Large language model testing and evaluationNote: Top-level evaluation data Ranking Faced with the challenge of how to ensure that large language model applications do not produce inaccurate or low-quality responses, what steps are organizations taking? While maintaining high standards of quality for large language model applications is a difficult task, the survey found that organizations are leveraging LangSmith’s assessment tools to automate the testing process and buildEstablish user feedback mechanisms to develop more robust and reliable applications. Through LangSmith's evaluation capabilities, organizations can automate testing and collect user feedback to ensure the quality of output from large language model applications. This includes not only testing the accuracy and quality of responses generated by large language models, but also continuously adjusting and optimizing application performance based on user feedback. This approach enables organizations to ensure that the performance of large language model applications remains efficient while responding to complex requirements. (1) Large language model as reviewer: Key elements are evaluated using a large language model as an evaluation tool for reviewers. The scoring criteria are integrated into the prompts of the large language model, and the large language model is used to evaluate whether the output results meet specific evaluation criteria. . The LangChain team observed that developers focused most on the following features during testing: relevance, correctness, exact matching, and usefulness. These characteristics highlight that most developers are conducting preliminary response quality checks to ensure that AI-generated content does not deviate significantly from the intended goal. (2) Use human feedback for iteration In the process of building large language model applications, human feedback plays a crucial role. By accelerating the collection and integration of human feedback into the tracking and execution process (i.e. execution span), LangSmith helps users build richer data sets to improve and optimize applications. Over the past year, the number of annotation executions has increased 18-fold, an increase that is directly proportional to the increase in LangSmith usage.

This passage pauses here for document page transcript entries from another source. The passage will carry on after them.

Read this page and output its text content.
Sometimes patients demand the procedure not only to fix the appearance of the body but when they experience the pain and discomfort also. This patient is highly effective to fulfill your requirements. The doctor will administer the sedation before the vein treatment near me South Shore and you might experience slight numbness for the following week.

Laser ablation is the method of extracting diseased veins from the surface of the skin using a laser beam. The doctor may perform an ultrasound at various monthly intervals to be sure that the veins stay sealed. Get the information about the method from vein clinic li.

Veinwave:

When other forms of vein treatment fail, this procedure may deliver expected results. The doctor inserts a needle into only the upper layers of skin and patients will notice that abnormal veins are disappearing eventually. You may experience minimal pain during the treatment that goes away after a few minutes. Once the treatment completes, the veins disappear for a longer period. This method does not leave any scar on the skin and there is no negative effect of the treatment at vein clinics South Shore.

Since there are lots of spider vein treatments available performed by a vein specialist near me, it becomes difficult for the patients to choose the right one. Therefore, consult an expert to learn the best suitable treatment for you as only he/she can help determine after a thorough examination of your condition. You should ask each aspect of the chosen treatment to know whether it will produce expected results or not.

Although the number of feedback items per execution increased from 2.28 to 2.59, showing a slight increase, the amount of feedback is still small relative to each execution. This may mean that users are more inclined to pursue speed when reviewing executions rather than providing detailed feedback, or they may provide comments only on those executions that are most critical or problematic.
ConclusionIn 2024, developers are building big languages When applying models, they are more likely to use multi-step agents to increase the complexity of the application; they improve efficiency by reducing the number of calls to large language models, and introduce quality inspection mechanisms to ensure the quality of output results through feedback and evaluation methods. As the application of large language models continues to increase, we look forward to seeing how developers further explore smarter workflows, improve performance, and enhance application reliability.